You're almost ready to encrypt the disks. Before you do, here's a warning about creating backups.

Important

If this was a production system, you'd need to perform a backup of the managed disks, either by using Azure Backup or by creating a snapshot. You can create snapshots in the Azure portal or through the command line. In PowerShell, you use the New-AzSnapshot cmdlet. Because this is a simple exercise and you're disposing of this data when you're done, you're going to skip this step.

  1. To hold the key vault information, define a variable:

    $keyVault = Get-AzKeyVault `
    -VaultName $keyVaultName `
    -ResourceGroupName $rgName

  2. Next, to encrypt the VM disks, run the Set-AzVmDiskEncryptionExtension cmdlet"

    • The VolumeType parameter allows you to specify which disks to encrypt: [All | OS | Data]. It defaults to All. You can only encrypt data disks for some distributions of Linux.
    • You can supply the SkipVmBackup flag for managed disks if there's no snapshot.
    Set-AzVmDiskEncryptionExtension `
    -ResourceGroupName $rgName `
    -VMName $vmName `
    -VolumeType All `
    -DiskEncryptionKeyVaultId $keyVault.ResourceId `
    -DiskEncryptionKeyVaultUrl $keyVault.VaultUri `
    -SkipVmBackup

  3. The cmdlet warns you that the VM must be taken offline, and that the task can take several minutes to complete. Go ahead and let it continue:

    Enable AzureDiskEncryption on the VM
This cmdlet prepares the VM and enables encryption which may reboot the machine and takes 10-15 minutes to
finish. Please save your work on the VM before confirming. Do you want to continue?
[Y] Yes  [N] No  [S] Suspend  [?] Help (default is "Y"): Y

  4. Once the cmdlet finishes running, check the encryption status again:

    Get-AzVmDiskEncryptionStatus  -ResourceGroupName $rgName -VMName $vmName

    The OS disk should now be encrypted. Any attached data disks that are visible to Windows are also encrypted.
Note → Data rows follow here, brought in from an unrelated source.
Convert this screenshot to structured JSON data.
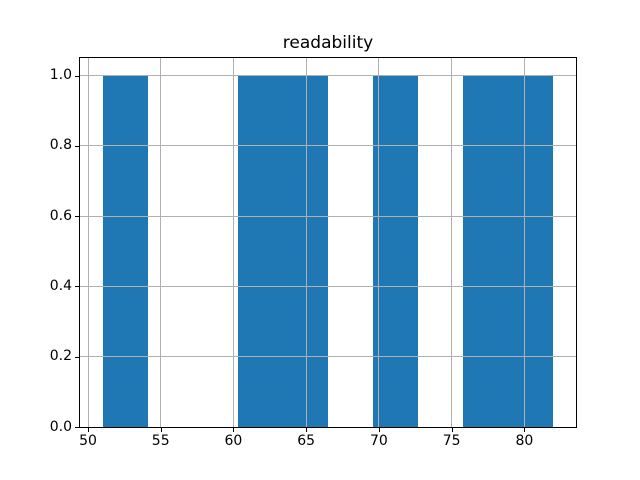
{
  "title": "readability",
  "chart_data": {
    "type": "histogram",
    "title": "readability",
    "xlabel": "",
    "ylabel": "",
    "bin_edges": [
      51.0,
      54.1,
      57.2,
      60.3,
      63.4,
      66.5,
      69.6,
      72.7,
      75.8,
      78.9,
      82.0
    ],
    "counts": [
      1,
      0,
      0,
      1,
      1,
      0,
      1,
      0,
      1,
      1
    ],
    "xlim": [
      49.45,
      83.55
    ],
    "ylim": [
      0,
      1.05
    ],
    "x_ticks": [
      50,
      55,
      60,
      65,
      70,
      75,
      80
    ],
    "x_tick_labels": [
      "50",
      "55",
      "60",
      "65",
      "70",
      "75",
      "80"
    ],
    "y_ticks": [
      0.0,
      0.2,
      0.4,
      0.6,
      0.8,
      1.0
    ],
    "y_tick_labels": [
      "0.0",
      "0.2",
      "0.4",
      "0.6",
      "0.8",
      "1.0"
    ],
    "grid": true,
    "grid_above_bars": true,
    "legend": false,
    "bar_color": "#1f77b4",
    "grid_color": "#b0b0b0",
    "spine_color": "#000000",
    "background_color": "#ffffff"
  }
}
    OsVolumeEncrypted          : Encrypted
DataVolumesEncrypted       : NoDiskFound
OsVolumeEncryptionSettings : Microsoft.Azure.Management.Compute.Models.DiskEncryptionSettings
ProgressMessage            : Provisioning succeeded

Note

New disks added after encryption won't be automatically encrypted. You can rerun the Set-AzVMDiskEncryptionExtension cmdlet to encrypt new disks. If you add disks to a VM that's already had disks encrypted, make sure to provide a new number in sequence. In addition, disks that aren't visible to the operating system will not be encrypted. The disk must be properly partitioned, formatted, and mounted for the BitLocker extension to see it.